One reason is convenience. Many electronics recyclers are not set up to collect material directly from the public, but if you drop it off in a bin at your favorite retailer, it can be sorted and collected by trucks. The store also wins with increased foot traffic and positive PR.
Another reason is compliance. Several states have banned electronics from landfills, and the state will often budget money to collect electronics through community events so consumers have an easy way to dispose of them. In Oregon, these recycling programs are actually funded by electronics manufacturers under state law.
If you’re not dealing directly with an electronics recycler, you may want to ask which company is being used to collect and process the material so you can investigate the company further.

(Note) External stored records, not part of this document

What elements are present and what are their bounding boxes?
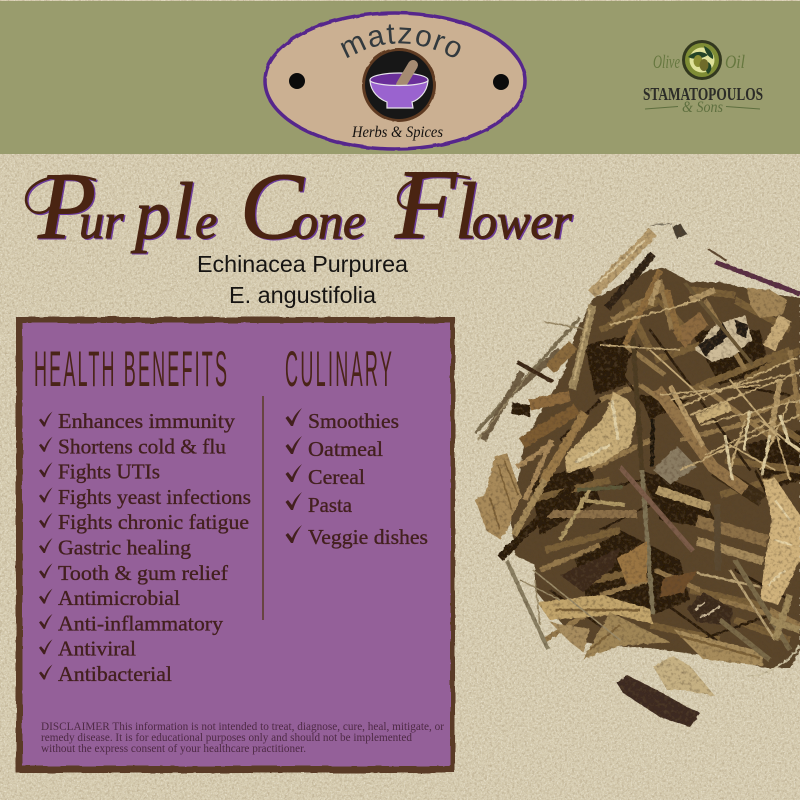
title: P — [38, 154, 97, 260]
list: culinary: Veggie dishes — [308, 525, 428, 549]
logo: right hole — [493, 74, 509, 90]
list: health benefits: Fights yeast infections — [58, 485, 251, 509]
list: health benefits: Anti-inflammatory — [58, 611, 224, 635]
herb photo: dried echinacea root pile — [475, 223, 800, 727]
disclaimer: remedy disease. It is for educational purposes only and should not be implemented — [41, 732, 412, 744]
logo: mortar and pestle icon — [362, 48, 436, 122]
title: p — [131, 178, 171, 255]
purple stick — [715, 262, 800, 294]
mid brown sticks — [530, 290, 800, 640]
heading: culinary: CULINARY — [285, 341, 392, 397]
tall vertical stem — [633, 338, 642, 470]
dark gaps — [530, 330, 800, 620]
disclaimer: DISCLAIMER This information is not intended to treat, diagnose, cure, heal, mitigate, or — [41, 721, 444, 733]
title: ur — [80, 194, 125, 250]
soft base of pile — [510, 268, 800, 668]
title: P — [37, 153, 96, 259]
detached pale piece — [653, 656, 715, 696]
list: health benefits: Fights UTIs — [58, 460, 160, 484]
title: e — [195, 193, 217, 249]
list: health benefits: Fights chronic fatigue — [58, 510, 249, 534]
title: F — [395, 150, 458, 261]
left chunk — [475, 453, 522, 539]
title: ur — [79, 193, 124, 249]
title: C — [241, 154, 306, 260]
brand: Olive: Olive — [653, 52, 680, 73]
list: health benefits: Enhances immunity — [58, 409, 236, 433]
brand: & Sons: & Sons — [682, 99, 723, 116]
title: e — [196, 194, 219, 250]
title: one — [294, 194, 367, 250]
title: l — [456, 169, 479, 257]
title: p — [130, 177, 170, 254]
list: culinary: Smoothies — [308, 409, 399, 433]
panel frame — [16, 317, 455, 773]
title: l — [455, 168, 477, 256]
heading: health benefits: HEALTH BENEFITS — [34, 341, 227, 397]
list: health benefits: Gastric healing — [58, 536, 192, 560]
list: health benefits: Antibacterial — [58, 662, 172, 686]
list: health benefits — [39, 409, 251, 686]
title — [26, 149, 574, 261]
title: F — [394, 149, 457, 260]
title: l — [172, 168, 194, 256]
right big pale chunk — [760, 478, 800, 605]
disclaimer — [41, 721, 444, 755]
Stamatopoulos logo — [643, 40, 763, 116]
title: ower — [473, 194, 574, 250]
straw fan — [600, 300, 800, 480]
title: ower — [472, 193, 573, 249]
logo: left hole — [289, 73, 305, 89]
title: one — [293, 193, 365, 249]
panel: benefits and culinary — [16, 317, 455, 773]
mottled black and white patch — [695, 315, 752, 362]
top stick — [607, 254, 653, 308]
upper right chunks — [747, 288, 787, 318]
thin dark stems — [550, 330, 790, 650]
subtitle: alternate species: E. angustifolia — [229, 282, 376, 308]
detached dark root — [617, 675, 700, 727]
olive badge icon — [682, 40, 722, 80]
logo: wordmark: matzoro — [340, 24, 460, 58]
header band — [0, 1, 800, 154]
main diagonal stick — [715, 470, 762, 500]
list: health benefits: Antiviral — [58, 637, 136, 661]
list: culinary: Cereal — [308, 465, 365, 489]
subtitle: species: Echinacea Purpurea — [197, 251, 408, 277]
disclaimer: without the express consent of your healthcare practitioner. — [41, 743, 306, 755]
list: health benefits: Tooth & gum relief — [58, 561, 228, 585]
list: culinary: Oatmeal — [308, 437, 383, 461]
list: culinary — [286, 408, 428, 549]
title: l — [173, 169, 196, 257]
list: health benefits: Antimicrobial — [58, 586, 180, 610]
lower sticks — [547, 510, 637, 518]
title: C — [240, 153, 305, 259]
list: culinary: Pasta — [308, 493, 353, 517]
pale curled chunk — [565, 392, 637, 473]
logo: tagline: Herbs & Spices — [351, 124, 443, 141]
list: health benefits: Shortens cold & flu — [58, 434, 226, 458]
detached top bit — [672, 223, 687, 239]
logo: wooden oval — [265, 13, 525, 149]
brand: Oil: Oil — [725, 52, 745, 73]
left-side long sticks — [475, 318, 580, 433]
matzoro logo — [263, 10, 527, 151]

Question #8: Is certification required to collect electronics for recycling?
Ah yes, the taboo of electronics recycling. How do you prevent your electronics from being exported overseas or put in a landfill after you did the right thing?
There are actually several forms of certification that an electronics recycler can obtain, but many of them revolve around the standards of ISO 14000. If you are talking to an e-waste recycler and they do not know what ISO 14000 is, that should raise a red flag. Here are some other questions to ask:
- What percentage of the electronics are you able to reuse or recycle?
- What is your process for disposing of heavy metals?
- Are there any materials not processed directly at your facility?
This type of information will give you the confidence that your electronics are being disposed of properly.